Move onward or stay?

• Once you have the new point, you need to decide whether to keep it or your current point
• In the Metropolis-Hastings algorithm, you:
  • Take the ratio of your sampled function evaluated at the new point over the sampled function evaluated at the current \[ \frac{f(x^\prime)}{f(x)} \] where \(x\) is your current position and \(x^\prime\) your proposed new position
  • Compare that ratio to a randomly generated number between 0 and 1
    • If the ratio is bigger, keep the new position, making it your new current
    • If the ratio is smaller, keep the old position (but still add it to your visited list again)

Hand Example

Backing out a PDF

• The history of the random walk contains information about where the walker spent the most time
  • Due to how we constructed the walk, this should be near the maximum portions of our function
• Creating a histogram or KDE plot will allow us to visualize the probability distribution.
• We could use the histogram information to directly sample from the distribution

Example: Walking the Function

• Last class we were looking at the piece-wise function described by: \[ f(x) = \begin{cases} 0 & x < 2; \\ -\frac{4}{5}x + 3.2 & 2 \leq x \leq 4; \\ 0 & x > 4 \end{cases} \]
• Let’s “walk” this function according to Metropolis-Hastings to generate a PDF of the same shape

Check Yourself

• Just because your MCMC sampler ran to completion does not mean you got good results!
  • If your steps were too small or too large, you might not have “discovered” everything there is to discover
  • If your starting position was far from anything interesting, your sampler might still be walking constantly uphill
• We need ways to check for these things, and then potentially re-evaluate our sampler

Trace Plots

• Because our starting point is often just a random guess, it might take time for the sampler to travel to anything interesting
• Usually, we do not care about this part of the chain
• Can view this with a Trace Plot, where we plot the iteration number against the parameter value
• Looking for a “hairy caterpillar”, where the parameter eventually settles down to jumping about a region
• Remove the earlier region, leaving just the burned-in sampled data

Example Trace

Lag Plots

• If our steps are too small or too large, we can fail to adequately sample the function
  • Too small, and we don’t actually travel anywhere
  • Too big, and we can reject too many steps, making us stay in the same place for long periods of time
• Ideally, we want each step to be as independent of the previous position as possible
• A Lag Plot, where we plot a parameters current position against its next position can help showcase this
  • If everything shows up on a diagonal line, that is bad.

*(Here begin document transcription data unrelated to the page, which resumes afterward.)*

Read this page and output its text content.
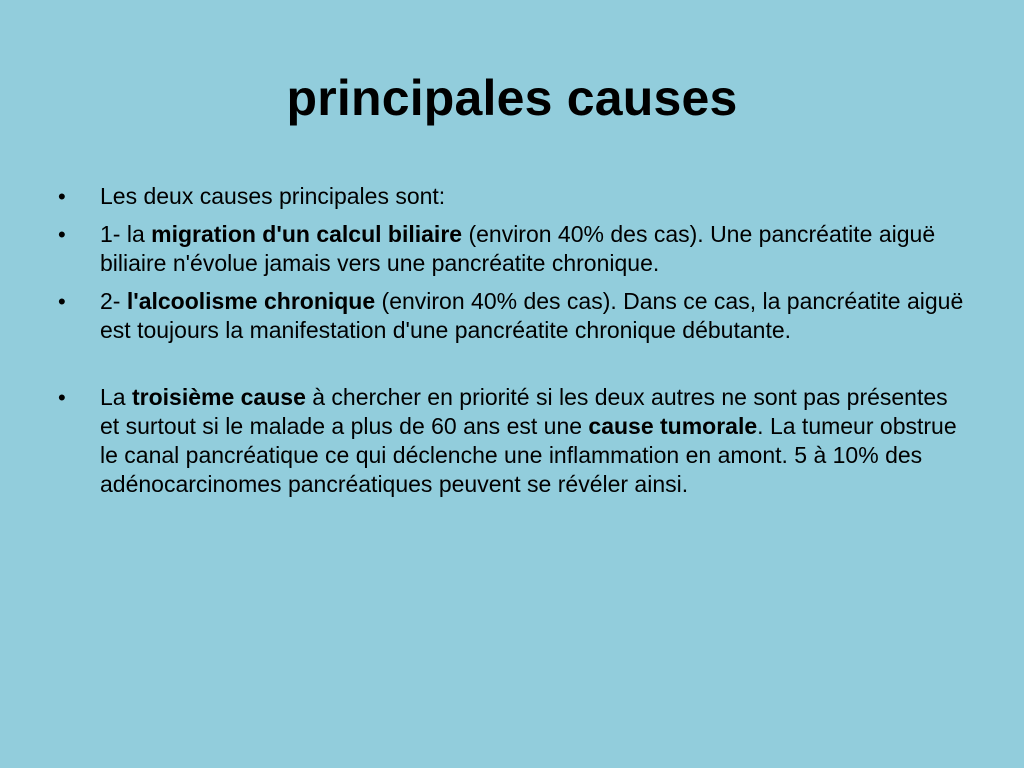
principales causes
•	Les deux causes principales sont:
•	1- la migration d'un calcul biliaire (environ 40% des cas). Une pancréatite aiguë biliaire n'évolue jamais vers une pancréatite chronique.
•	2- l'alcoolisme chronique (environ 40% des cas). Dans ce cas, la pancréatite aiguë est toujours la manifestation d'une pancréatite chronique débutante.
•	La troisième cause à chercher en priorité si les deux autres ne sont pas présentes et surtout si le malade a plus de 60 ans est une cause tumorale. La tumeur obstrue le canal pancréatique ce qui déclenche une inflammation en amont. 5 à 10% des adénocarcinomes pancréatiques peuvent se révéler ainsi.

The walker either isn’t moving or is barely moving
  • If we get a nice blobby cloud, that is good!

Lag Example

Gaining Acceptance

• The Acceptance Rate is the percentage of proposed steps that are accepted
• Too high or too low is bad, as it implies either:
  • Your walker has yet to find the region of interest
  • Your walker rarely moves
• For 1D data, a rate of around 40-50% often gives decent results
• For higher dimensional data, that is closer to 20-30%

Your Turn

• Download a simple library (Python or R) that contains a function called mystery, which accepts a single parameter x
• Your task is to thoroughly sample the unknown function using MCMC
  • Choose a starting point
  • Choose a step size
  • Run it
  • Diagnose your results
• Compare to your neighbors! Different chains can reveal more about a function!